Question

Question 1 1 pts Suppose you are investigating the reaction: M(s) + 2 HCl(aq) → MCl2(aq) + H2(g). You weigh out a 0.241 gram piece of metal and combine it with 60.4 mL of 1.00 M HCl in a coffee- cup calorimeter. If the molar mass of the metal is 57 g/mol, and you measure that the reaction absorbed 131 J of heat, what is the enthalpy of this reaction in kJ per mole of limiting reactant? Enter your answer numerically to three significant figures in units of kJ/mol.

Answer 1

Given that mass of the metal = .241g

First we have to find the limiting reactant.
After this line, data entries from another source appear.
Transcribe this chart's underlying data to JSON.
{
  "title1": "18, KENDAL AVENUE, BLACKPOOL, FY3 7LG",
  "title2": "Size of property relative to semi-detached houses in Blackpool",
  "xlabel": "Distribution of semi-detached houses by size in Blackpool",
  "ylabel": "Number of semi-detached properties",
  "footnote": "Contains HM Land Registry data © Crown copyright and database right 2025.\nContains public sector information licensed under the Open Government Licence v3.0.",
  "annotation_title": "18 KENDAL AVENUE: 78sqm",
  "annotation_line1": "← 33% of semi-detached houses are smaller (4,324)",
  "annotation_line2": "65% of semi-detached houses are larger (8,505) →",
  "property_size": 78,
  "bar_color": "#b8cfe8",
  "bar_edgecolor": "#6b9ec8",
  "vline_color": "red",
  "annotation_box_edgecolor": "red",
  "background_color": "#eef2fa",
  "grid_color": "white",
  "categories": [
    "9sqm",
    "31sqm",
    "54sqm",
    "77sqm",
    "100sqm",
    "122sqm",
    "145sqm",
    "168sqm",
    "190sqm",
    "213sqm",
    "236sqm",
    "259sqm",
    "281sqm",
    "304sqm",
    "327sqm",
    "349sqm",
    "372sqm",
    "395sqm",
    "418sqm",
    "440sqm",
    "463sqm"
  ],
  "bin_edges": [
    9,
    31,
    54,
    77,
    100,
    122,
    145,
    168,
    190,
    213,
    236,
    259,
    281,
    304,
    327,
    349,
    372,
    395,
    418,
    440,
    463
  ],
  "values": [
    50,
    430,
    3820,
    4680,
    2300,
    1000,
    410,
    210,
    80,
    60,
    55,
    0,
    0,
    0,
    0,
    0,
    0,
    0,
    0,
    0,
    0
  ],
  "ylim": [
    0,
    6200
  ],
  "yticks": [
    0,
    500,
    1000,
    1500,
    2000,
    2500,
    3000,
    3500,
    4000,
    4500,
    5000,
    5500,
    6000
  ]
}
Molar mass of the metal = 57g/mol

Therefore no.of moles of the metal present =0.241/57= 4.228*10^-3

Coming to Hcl, it is given that it is a 1.00 M sol. That means you will have 1 mole of HCl in 10³ ml of solution.
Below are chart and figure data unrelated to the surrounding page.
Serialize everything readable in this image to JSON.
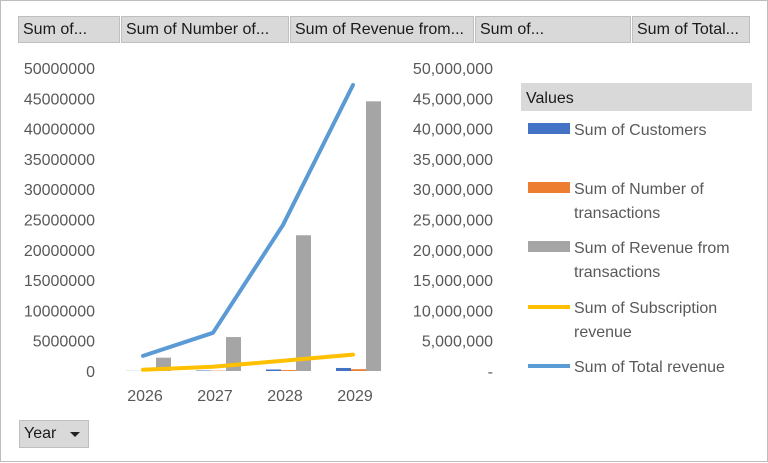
{
  "field_buttons": [
    {
      "label": "Sum of..."
    },
    {
      "label": "Sum of Number of..."
    },
    {
      "label": "Sum of Revenue from..."
    },
    {
      "label": "Sum of..."
    },
    {
      "label": "Sum of Total..."
    }
  ],
  "year_button": {
    "label": "Year"
  },
  "colors": {
    "customers": "#4472c4",
    "transactions": "#ed7d31",
    "revenue_transactions": "#a5a5a5",
    "subscription": "#ffc000",
    "total": "#5b9bd5"
  },
  "chart_data": {
    "type": "bar",
    "categories": [
      "2026",
      "2027",
      "2028",
      "2029"
    ],
    "series": [
      {
        "name": "Sum of Customers",
        "kind": "bar",
        "axis": "left",
        "values": [
          20000,
          80000,
          250000,
          500000
        ]
      },
      {
        "name": "Sum of Number of transactions",
        "kind": "bar",
        "axis": "left",
        "values": [
          20000,
          60000,
          150000,
          300000
        ]
      },
      {
        "name": "Sum of Revenue from transactions",
        "kind": "bar",
        "axis": "left",
        "values": [
          2200000,
          5600000,
          22400000,
          44500000
        ]
      },
      {
        "name": "Sum of Subscription revenue",
        "kind": "line",
        "axis": "right",
        "values": [
          200000,
          700000,
          1700000,
          2700000
        ]
      },
      {
        "name": "Sum of Total revenue",
        "kind": "line",
        "axis": "right",
        "values": [
          2500000,
          6300000,
          24100000,
          47200000
        ]
      }
    ],
    "ylim": [
      0,
      50000000
    ],
    "y_left_ticks": [
      "50000000",
      "45000000",
      "40000000",
      "35000000",
      "30000000",
      "25000000",
      "20000000",
      "15000000",
      "10000000",
      "5000000",
      "0"
    ],
    "y_right_ticks": [
      "50,000,000",
      "45,000,000",
      "40,000,000",
      "35,000,000",
      "30,000,000",
      "25,000,000",
      "20,000,000",
      "15,000,000",
      "10,000,000",
      "5,000,000",
      "-"
    ],
    "legend_title": "Values",
    "legend_entries": [
      {
        "lines": [
          "Sum of Customers"
        ],
        "series": 0
      },
      {
        "lines": [
          "Sum of Number of",
          "transactions"
        ],
        "series": 1
      },
      {
        "lines": [
          "Sum of Revenue from",
          "transactions"
        ],
        "series": 2
      },
      {
        "lines": [
          "Sum of Subscription",
          "revenue"
        ],
        "series": 3
      },
      {
        "lines": [
          "Sum of Total revenue"
        ],
        "series": 4
      }
    ],
    "legend_position": "right",
    "grid": false
  }
}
=>10^-3 moles of HCl for 1ml of solution.

So, for the given 60.4 ml of solution you will have 60.4*10^-3 moles of HCl.

According to the given reaction 1 mole of metal is required for reacting with 2 moles of HCl.

In the same way 30.2 * 10^-3 moles of metal are required for reacting with 60.4 * 10^-3 moles of HCl.
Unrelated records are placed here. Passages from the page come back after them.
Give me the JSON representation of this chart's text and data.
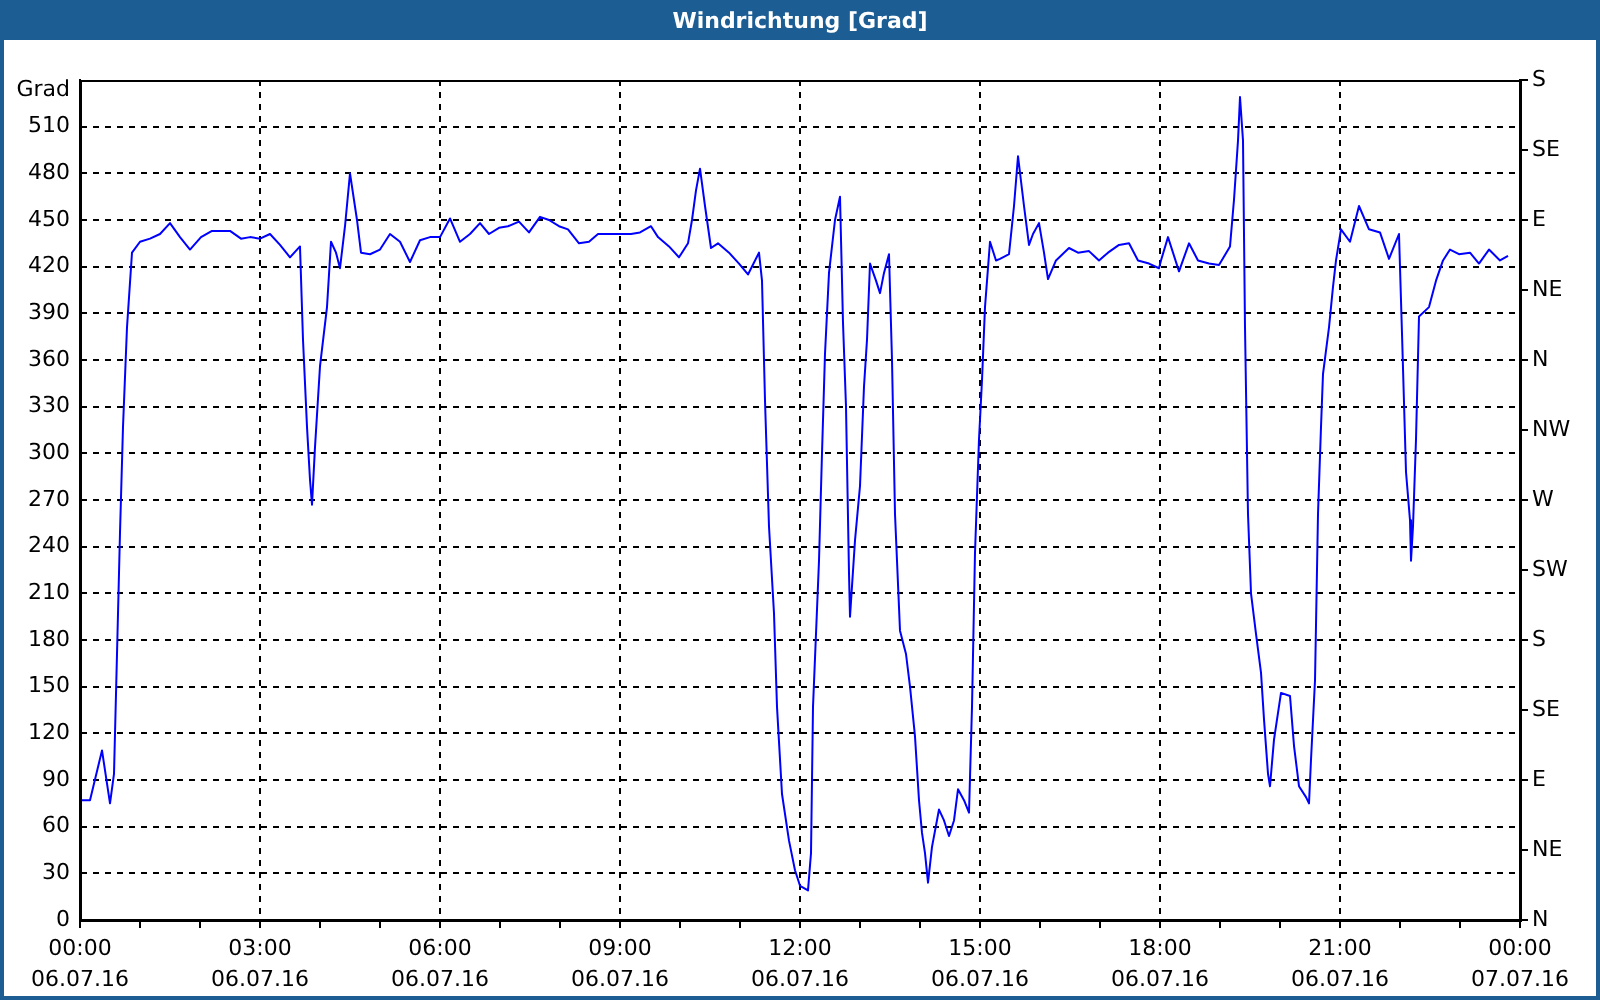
{
  "chart_data": {
    "type": "line",
    "title": "Windrichtung [Grad]",
    "ylabel": "Grad",
    "x": [
      "--07-06T00:00",
      "--07-06T00:10",
      "--07-06T00:22",
      "--07-06T00:30",
      "--07-06T00:34",
      "--07-06T00:37",
      "--07-06T00:40",
      "--07-06T00:43",
      "--07-06T00:47",
      "--07-06T00:52",
      "--07-06T01:00",
      "--07-06T01:10",
      "--07-06T01:20",
      "--07-06T01:30",
      "--07-06T01:40",
      "--07-06T01:50",
      "--07-06T02:01",
      "--07-06T02:12",
      "--07-06T02:30",
      "--07-06T02:41",
      "--07-06T02:50",
      "--07-06T03:00",
      "--07-06T03:10",
      "--07-06T03:20",
      "--07-06T03:30",
      "--07-06T03:40",
      "--07-06T03:43",
      "--07-06T03:47",
      "--07-06T03:50",
      "--07-06T03:52",
      "--07-06T03:55",
      "--07-06T04:00",
      "--07-06T04:07",
      "--07-06T04:11",
      "--07-06T04:16",
      "--07-06T04:20",
      "--07-06T04:25",
      "--07-06T04:30",
      "--07-06T04:37",
      "--07-06T04:41",
      "--07-06T04:50",
      "--07-06T05:00",
      "--07-06T05:10",
      "--07-06T05:20",
      "--07-06T05:30",
      "--07-06T05:40",
      "--07-06T05:50",
      "--07-06T06:00",
      "--07-06T06:10",
      "--07-06T06:20",
      "--07-06T06:30",
      "--07-06T06:40",
      "--07-06T06:49",
      "--07-06T06:59",
      "--07-06T07:08",
      "--07-06T07:19",
      "--07-06T07:29",
      "--07-06T07:40",
      "--07-06T07:49",
      "--07-06T07:59",
      "--07-06T08:08",
      "--07-06T08:19",
      "--07-06T08:29",
      "--07-06T08:38",
      "--07-06T09:11",
      "--07-06T09:20",
      "--07-06T09:31",
      "--07-06T09:38",
      "--07-06T09:49",
      "--07-06T09:59",
      "--07-06T10:08",
      "--07-06T10:12",
      "--07-06T10:16",
      "--07-06T10:20",
      "--07-06T10:25",
      "--07-06T10:31",
      "--07-06T10:38",
      "--07-06T10:49",
      "--07-06T10:59",
      "--07-06T11:08",
      "--07-06T11:19",
      "--07-06T11:22",
      "--07-06T11:25",
      "--07-06T11:29",
      "--07-06T11:34",
      "--07-06T11:37",
      "--07-06T11:42",
      "--07-06T11:49",
      "--07-06T11:55",
      "--07-06T12:00",
      "--07-06T12:08",
      "--07-06T12:11",
      "--07-06T12:13",
      "--07-06T12:19",
      "--07-06T12:22",
      "--07-06T12:25",
      "--07-06T12:29",
      "--07-06T12:35",
      "--07-06T12:40",
      "--07-06T12:43",
      "--07-06T12:46",
      "--07-06T12:49",
      "--07-06T12:50",
      "--07-06T12:55",
      "--07-06T13:00",
      "--07-06T13:04",
      "--07-06T13:07",
      "--07-06T13:10",
      "--07-06T13:16",
      "--07-06T13:20",
      "--07-06T13:24",
      "--07-06T13:29",
      "--07-06T13:32",
      "--07-06T13:35",
      "--07-06T13:40",
      "--07-06T13:46",
      "--07-06T13:50",
      "--07-06T13:55",
      "--07-06T13:59",
      "--07-06T14:02",
      "--07-06T14:05",
      "--07-06T14:08",
      "--07-06T14:12",
      "--07-06T14:19",
      "--07-06T14:24",
      "--07-06T14:29",
      "--07-06T14:34",
      "--07-06T14:38",
      "--07-06T14:44",
      "--07-06T14:49",
      "--07-06T14:52",
      "--07-06T14:55",
      "--07-06T14:59",
      "--07-06T15:02",
      "--07-06T15:05",
      "--07-06T15:10",
      "--07-06T15:16",
      "--07-06T15:20",
      "--07-06T15:29",
      "--07-06T15:34",
      "--07-06T15:38",
      "--07-06T15:44",
      "--07-06T15:49",
      "--07-06T15:53",
      "--07-06T15:59",
      "--07-06T16:04",
      "--07-06T16:08",
      "--07-06T16:16",
      "--07-06T16:29",
      "--07-06T16:38",
      "--07-06T16:49",
      "--07-06T16:59",
      "--07-06T17:08",
      "--07-06T17:19",
      "--07-06T17:29",
      "--07-06T17:38",
      "--07-06T17:49",
      "--07-06T17:59",
      "--07-06T18:01",
      "--07-06T18:08",
      "--07-06T18:19",
      "--07-06T18:29",
      "--07-06T18:38",
      "--07-06T18:49",
      "--07-06T18:59",
      "--07-06T19:10",
      "--07-06T19:14",
      "--07-06T19:18",
      "--07-06T19:20",
      "--07-06T19:23",
      "--07-06T19:25",
      "--07-06T19:28",
      "--07-06T19:31",
      "--07-06T19:36",
      "--07-06T19:41",
      "--07-06T19:44",
      "--07-06T19:48",
      "--07-06T19:50",
      "--07-06T19:54",
      "--07-06T20:01",
      "--07-06T20:10",
      "--07-06T20:14",
      "--07-06T20:19",
      "--07-06T20:26",
      "--07-06T20:29",
      "--07-06T20:31",
      "--07-06T20:35",
      "--07-06T20:38",
      "--07-06T20:41",
      "--07-06T20:43",
      "--07-06T20:46",
      "--07-06T20:49",
      "--07-06T20:53",
      "--07-06T20:56",
      "--07-06T21:01",
      "--07-06T21:10",
      "--07-06T21:19",
      "--07-06T21:29",
      "--07-06T21:40",
      "--07-06T21:49",
      "--07-06T21:59",
      "--07-06T22:02",
      "--07-06T22:06",
      "--07-06T22:10",
      "--07-06T22:11",
      "--07-06T22:13",
      "--07-06T22:16",
      "--07-06T22:19",
      "--07-06T22:29",
      "--07-06T22:36",
      "--07-06T22:43",
      "--07-06T22:50",
      "--07-06T22:59",
      "--07-06T23:10",
      "--07-06T23:19",
      "--07-06T23:29",
      "--07-06T23:40",
      "--07-06T23:48"
    ],
    "values": [
      77,
      77,
      109,
      75,
      94,
      171,
      249,
      317,
      381,
      429,
      436,
      438,
      441,
      448,
      439,
      431,
      439,
      443,
      443,
      438,
      439,
      438,
      441,
      434,
      426,
      433,
      373,
      317,
      283,
      267,
      304,
      356,
      394,
      436,
      429,
      419,
      446,
      480,
      450,
      429,
      428,
      431,
      441,
      436,
      423,
      437,
      439,
      439,
      451,
      436,
      441,
      448,
      441,
      445,
      446,
      449,
      442,
      452,
      450,
      446,
      444,
      435,
      436,
      441,
      441,
      442,
      446,
      439,
      433,
      426,
      435,
      450,
      469,
      483,
      459,
      432,
      435,
      429,
      422,
      415,
      429,
      411,
      334,
      253,
      197,
      137,
      81,
      51,
      32,
      22,
      19,
      43,
      137,
      231,
      300,
      364,
      416,
      450,
      465,
      384,
      330,
      223,
      195,
      244,
      279,
      343,
      373,
      422,
      411,
      403,
      416,
      428,
      360,
      261,
      186,
      171,
      150,
      118,
      77,
      56,
      43,
      24,
      47,
      71,
      64,
      54,
      64,
      84,
      77,
      69,
      137,
      236,
      309,
      347,
      394,
      436,
      424,
      425,
      428,
      459,
      491,
      459,
      434,
      441,
      448,
      429,
      412,
      424,
      432,
      429,
      430,
      424,
      429,
      434,
      435,
      424,
      422,
      419,
      424,
      439,
      417,
      435,
      424,
      422,
      421,
      433,
      463,
      501,
      529,
      501,
      381,
      261,
      210,
      184,
      159,
      129,
      94,
      86,
      116,
      146,
      144,
      112,
      86,
      79,
      75,
      103,
      154,
      261,
      317,
      351,
      366,
      381,
      407,
      424,
      444,
      436,
      459,
      444,
      442,
      425,
      441,
      377,
      288,
      257,
      231,
      253,
      309,
      388,
      394,
      411,
      424,
      431,
      428,
      429,
      422,
      431,
      424,
      427
    ],
    "color": "#0000ff",
    "marker": "none",
    "line_style": "solid",
    "legend": false,
    "grid": true,
    "xlim": [
      "--07-06T00:00",
      "--07-07T00:00"
    ],
    "xticks": [
      {
        "value": "--07-06T00:00",
        "label": "00:00\n06.07.16"
      },
      {
        "value": "--07-06T01:00",
        "label": null
      },
      {
        "value": "--07-06T02:00",
        "label": null
      },
      {
        "value": "--07-06T03:00",
        "label": "03:00\n06.07.16"
      },
      {
        "value": "--07-06T04:00",
        "label": null
      },
      {
        "value": "--07-06T05:00",
        "label": null
      },
      {
        "value": "--07-06T06:00",
        "label": "06:00\n06.07.16"
      },
      {
        "value": "--07-06T07:00",
        "label": null
      },
      {
        "value": "--07-06T08:00",
        "label": null
      },
      {
        "value": "--07-06T09:00",
        "label": "09:00\n06.07.16"
      },
      {
        "value": "--07-06T10:00",
        "label": null
      },
      {
        "value": "--07-06T11:00",
        "label": null
      },
      {
        "value": "--07-06T12:00",
        "label": "12:00\n06.07.16"
      },
      {
        "value": "--07-06T13:00",
        "label": null
      },
      {
        "value": "--07-06T14:00",
        "label": null
      },
      {
        "value": "--07-06T15:00",
        "label": "15:00\n06.07.16"
      },
      {
        "value": "--07-06T16:00",
        "label": null
      },
      {
        "value": "--07-06T17:00",
        "label": null
      },
      {
        "value": "--07-06T18:00",
        "label": "18:00\n06.07.16"
      },
      {
        "value": "--07-06T19:00",
        "label": null
      },
      {
        "value": "--07-06T20:00",
        "label": null
      },
      {
        "value": "--07-06T21:00",
        "label": "21:00\n06.07.16"
      },
      {
        "value": "--07-06T22:00",
        "label": null
      },
      {
        "value": "--07-06T23:00",
        "label": null
      },
      {
        "value": "--07-07T00:00",
        "label": "00:00\n07.07.16"
      }
    ],
    "ylim": [
      0,
      540
    ],
    "yticks": [
      0,
      30,
      60,
      90,
      120,
      150,
      180,
      210,
      240,
      270,
      300,
      330,
      360,
      390,
      420,
      450,
      480,
      510
    ],
    "y2_categories": [
      "S",
      "SE",
      "E",
      "NE",
      "N",
      "NW",
      "W",
      "SW",
      "S",
      "SE",
      "E",
      "NE",
      "N"
    ]
  }
}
But moles of metal we have (4.228 * 10^-3 moles) is less than what is required. Therefore metal is the limiting reactant.

Next, for 4.228 * 10^-3 moles of limiting reactant (metal), heat absorbed was 131 J (given).

Now for one mole of metal the heat absorbed = 131/(4.228 * 10^-3)= 30.984 * 10³ J = 30.984 KJ

Therefore required enthalpy of reaction = -30.984KJ

It is negative since the reaction absorbs heat.